The old SDK exposed Google OneTap as a separate googleOneTap client. In the new SDK, native Google Credential Manager is used automatically when you provide GoogleCredentialConfiguration in the StytchClientConfiguration. The call site is identical to any other provider:
// Before
StytchClient.oauth.googleOneTap.start(
OAuth.GoogleOneTap.StartParameters(context = activity, clientId = "YOUR_ANDROID_CLIENT_ID")
)
// After (step 1: configure at initialization time)
createStytchConsumer(
StytchClientConfiguration(
context = applicationContext,
publicToken = "public-token-live-...",
googleCredentialConfiguration = GoogleCredentialConfiguration(
googleClientId = "YOUR_ANDROID_CLIENT_ID",
),
)
)
// After (step 2: same call as any other provider)

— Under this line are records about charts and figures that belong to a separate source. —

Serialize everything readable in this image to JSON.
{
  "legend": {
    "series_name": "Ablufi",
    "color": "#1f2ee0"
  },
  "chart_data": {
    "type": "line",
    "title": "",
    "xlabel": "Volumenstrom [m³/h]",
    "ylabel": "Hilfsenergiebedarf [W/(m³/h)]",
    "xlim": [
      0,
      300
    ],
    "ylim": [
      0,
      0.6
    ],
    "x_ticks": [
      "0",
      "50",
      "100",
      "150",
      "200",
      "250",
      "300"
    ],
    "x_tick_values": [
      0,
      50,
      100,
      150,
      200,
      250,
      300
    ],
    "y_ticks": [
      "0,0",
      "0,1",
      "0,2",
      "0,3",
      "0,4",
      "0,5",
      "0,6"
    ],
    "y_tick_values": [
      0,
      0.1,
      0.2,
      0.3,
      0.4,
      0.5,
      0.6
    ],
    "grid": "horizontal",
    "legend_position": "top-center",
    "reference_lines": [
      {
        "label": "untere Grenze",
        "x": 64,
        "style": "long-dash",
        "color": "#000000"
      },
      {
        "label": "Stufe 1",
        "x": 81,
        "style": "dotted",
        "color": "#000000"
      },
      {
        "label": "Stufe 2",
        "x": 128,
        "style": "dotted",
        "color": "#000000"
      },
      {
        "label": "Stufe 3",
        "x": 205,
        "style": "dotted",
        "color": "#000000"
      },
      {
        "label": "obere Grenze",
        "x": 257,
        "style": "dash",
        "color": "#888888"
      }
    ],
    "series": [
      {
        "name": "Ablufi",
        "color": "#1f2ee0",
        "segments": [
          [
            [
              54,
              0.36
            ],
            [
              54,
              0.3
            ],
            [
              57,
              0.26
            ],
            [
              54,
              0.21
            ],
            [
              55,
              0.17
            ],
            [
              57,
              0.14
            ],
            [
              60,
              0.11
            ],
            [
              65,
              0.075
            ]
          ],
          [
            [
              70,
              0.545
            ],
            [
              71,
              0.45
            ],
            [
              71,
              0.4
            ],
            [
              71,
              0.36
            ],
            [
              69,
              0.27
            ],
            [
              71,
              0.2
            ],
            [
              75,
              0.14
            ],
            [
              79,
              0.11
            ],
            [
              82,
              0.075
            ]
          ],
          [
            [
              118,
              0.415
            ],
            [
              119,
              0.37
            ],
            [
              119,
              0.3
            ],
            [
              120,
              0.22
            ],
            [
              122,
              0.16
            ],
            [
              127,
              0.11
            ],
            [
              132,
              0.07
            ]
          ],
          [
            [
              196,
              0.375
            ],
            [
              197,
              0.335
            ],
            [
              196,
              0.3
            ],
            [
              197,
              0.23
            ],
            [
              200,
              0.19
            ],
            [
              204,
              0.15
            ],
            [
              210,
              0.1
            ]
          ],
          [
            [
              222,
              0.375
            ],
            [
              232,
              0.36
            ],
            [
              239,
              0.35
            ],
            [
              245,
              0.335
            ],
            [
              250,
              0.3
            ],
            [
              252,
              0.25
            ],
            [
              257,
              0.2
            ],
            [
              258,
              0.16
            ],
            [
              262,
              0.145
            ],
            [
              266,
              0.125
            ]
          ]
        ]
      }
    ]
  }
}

stytch.oauth.google.start(
OAuthStartParameters(activity = activity, sessionDurationMinutes = 30)
)
If no GoogleCredentialConfiguration is provided, or if Google Credential Manager fails on the users device, oauth.google.start() falls back to a browser-based OAuth flow.

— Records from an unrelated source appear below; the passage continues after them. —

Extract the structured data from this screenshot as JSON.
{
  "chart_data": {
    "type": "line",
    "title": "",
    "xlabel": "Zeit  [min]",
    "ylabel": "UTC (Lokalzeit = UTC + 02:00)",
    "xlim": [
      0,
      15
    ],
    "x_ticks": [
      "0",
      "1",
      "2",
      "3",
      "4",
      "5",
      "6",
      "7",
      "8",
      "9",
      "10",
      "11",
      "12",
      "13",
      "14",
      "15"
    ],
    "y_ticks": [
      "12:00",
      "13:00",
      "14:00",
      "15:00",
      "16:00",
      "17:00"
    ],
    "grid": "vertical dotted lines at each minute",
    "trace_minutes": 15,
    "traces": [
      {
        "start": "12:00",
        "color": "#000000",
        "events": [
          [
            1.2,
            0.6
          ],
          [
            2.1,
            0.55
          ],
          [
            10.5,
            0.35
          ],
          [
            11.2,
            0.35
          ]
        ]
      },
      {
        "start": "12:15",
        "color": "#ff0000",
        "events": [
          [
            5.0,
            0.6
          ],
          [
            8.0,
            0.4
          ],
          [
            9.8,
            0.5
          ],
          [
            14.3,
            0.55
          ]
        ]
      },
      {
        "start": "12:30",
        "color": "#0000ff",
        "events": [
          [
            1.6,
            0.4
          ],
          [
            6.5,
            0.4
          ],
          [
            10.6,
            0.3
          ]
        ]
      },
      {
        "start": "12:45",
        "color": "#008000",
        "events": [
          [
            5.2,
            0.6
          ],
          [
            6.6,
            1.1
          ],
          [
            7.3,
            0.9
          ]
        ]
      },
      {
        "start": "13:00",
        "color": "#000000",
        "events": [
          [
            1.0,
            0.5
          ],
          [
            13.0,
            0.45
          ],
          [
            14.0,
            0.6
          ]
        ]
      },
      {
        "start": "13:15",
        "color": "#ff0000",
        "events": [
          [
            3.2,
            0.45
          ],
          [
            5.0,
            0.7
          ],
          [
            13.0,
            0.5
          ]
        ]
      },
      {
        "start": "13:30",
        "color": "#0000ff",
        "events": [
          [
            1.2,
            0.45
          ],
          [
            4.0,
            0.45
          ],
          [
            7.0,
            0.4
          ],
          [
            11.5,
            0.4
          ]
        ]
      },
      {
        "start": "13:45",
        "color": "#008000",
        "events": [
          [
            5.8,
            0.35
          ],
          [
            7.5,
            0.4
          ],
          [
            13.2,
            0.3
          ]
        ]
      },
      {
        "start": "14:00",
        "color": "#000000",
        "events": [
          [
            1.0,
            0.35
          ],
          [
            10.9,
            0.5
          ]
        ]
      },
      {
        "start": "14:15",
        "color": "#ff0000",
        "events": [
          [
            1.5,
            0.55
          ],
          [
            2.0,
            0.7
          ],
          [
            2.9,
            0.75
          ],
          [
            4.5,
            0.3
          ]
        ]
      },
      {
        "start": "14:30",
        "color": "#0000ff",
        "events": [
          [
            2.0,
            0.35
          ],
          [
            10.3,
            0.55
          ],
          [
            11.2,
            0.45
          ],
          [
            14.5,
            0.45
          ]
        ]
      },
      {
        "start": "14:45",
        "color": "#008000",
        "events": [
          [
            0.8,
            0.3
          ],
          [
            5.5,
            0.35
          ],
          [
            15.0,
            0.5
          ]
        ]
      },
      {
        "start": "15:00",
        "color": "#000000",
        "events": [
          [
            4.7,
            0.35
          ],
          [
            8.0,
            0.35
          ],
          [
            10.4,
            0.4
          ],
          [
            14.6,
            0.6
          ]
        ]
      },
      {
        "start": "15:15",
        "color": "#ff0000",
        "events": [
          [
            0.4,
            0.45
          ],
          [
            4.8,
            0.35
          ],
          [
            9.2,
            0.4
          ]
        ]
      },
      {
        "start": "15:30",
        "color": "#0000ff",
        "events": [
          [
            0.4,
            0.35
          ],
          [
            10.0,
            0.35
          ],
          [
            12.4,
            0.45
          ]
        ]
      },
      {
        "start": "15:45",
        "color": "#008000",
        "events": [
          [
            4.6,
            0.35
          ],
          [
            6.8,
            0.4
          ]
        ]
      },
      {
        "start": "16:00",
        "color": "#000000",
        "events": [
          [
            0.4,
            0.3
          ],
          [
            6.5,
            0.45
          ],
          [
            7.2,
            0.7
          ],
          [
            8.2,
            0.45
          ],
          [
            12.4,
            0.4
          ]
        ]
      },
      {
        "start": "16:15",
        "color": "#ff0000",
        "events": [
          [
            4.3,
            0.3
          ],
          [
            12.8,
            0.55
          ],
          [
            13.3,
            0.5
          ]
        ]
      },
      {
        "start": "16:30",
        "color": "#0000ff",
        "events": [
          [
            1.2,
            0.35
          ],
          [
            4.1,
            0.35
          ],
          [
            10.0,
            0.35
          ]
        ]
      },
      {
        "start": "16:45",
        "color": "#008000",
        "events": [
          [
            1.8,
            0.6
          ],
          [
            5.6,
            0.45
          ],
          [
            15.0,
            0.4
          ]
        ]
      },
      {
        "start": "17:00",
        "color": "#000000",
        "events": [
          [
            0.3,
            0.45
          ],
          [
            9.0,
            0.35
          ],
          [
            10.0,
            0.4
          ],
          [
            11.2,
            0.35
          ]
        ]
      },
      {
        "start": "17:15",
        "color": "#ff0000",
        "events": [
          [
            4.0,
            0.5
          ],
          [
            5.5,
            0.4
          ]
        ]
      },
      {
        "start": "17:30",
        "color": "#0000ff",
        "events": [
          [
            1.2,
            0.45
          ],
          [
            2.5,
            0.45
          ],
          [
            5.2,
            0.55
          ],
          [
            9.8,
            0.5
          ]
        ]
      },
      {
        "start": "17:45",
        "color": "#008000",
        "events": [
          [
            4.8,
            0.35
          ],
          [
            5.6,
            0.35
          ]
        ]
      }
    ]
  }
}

Note: Google Credential Manager is only supported in the consumer SDK. Google Credential Manager is not supported in the B2B SDK.
B2B SDK
If you used the B2B client in the old SDK (StytchB2BClient), the migration is the same pattern. Replace the artifact and swap createStytchConsumer for createStytchB2B:
import com.stytch.sdk.b2b.createStytchB2B
val stytch = createStytchB2B(
StytchClientConfiguration(
context = applicationContext,
publicToken = "public-token-live-...",
)
)
The B2B auth state uses B2BAuthenticationState with .authenticated (carrying member, memberSession, organization), .unauthenticated, and .loading cases.
Callback Extensions
The old SDK generated callback overloads for every method automatically. The new SDK ships them in a separate artifact. If your codebase uses callbacks, swap the dependency:
// Before (callbacks were always available)
StytchClient.otps.authenticate(params) { result ->
when (result) {
is StytchResult.Success -> { }
is StytchResult.Error -> { }
}
}
// After (add the extensions artifact)
implementation("com.stytch.sdk:consumer-headless-extensions:1.0.0")
stytch.otp.authenticate(
request = params,
onSuccess = { response -> },
onFailure = { error -> },
)
Pre-Built UI
StytchUI is not available in the new SDK. The new SDK is intentionally headless — you have complete control over every pixel of your authentication experience, which means no constraints on layout, styling, navigation, or branding. Your existing screens remain yours; you just wire them to the SDK methods directly.
Automatic Session Migration
There’s nothing you need to do. On first launch after upgrading, the new SDK automatically reads and decrypts your users’ existing sessions from the old SDK’s SharedPreferences store and migrates them into the new SDK’s storage format. Users who were logged in will remain logged in.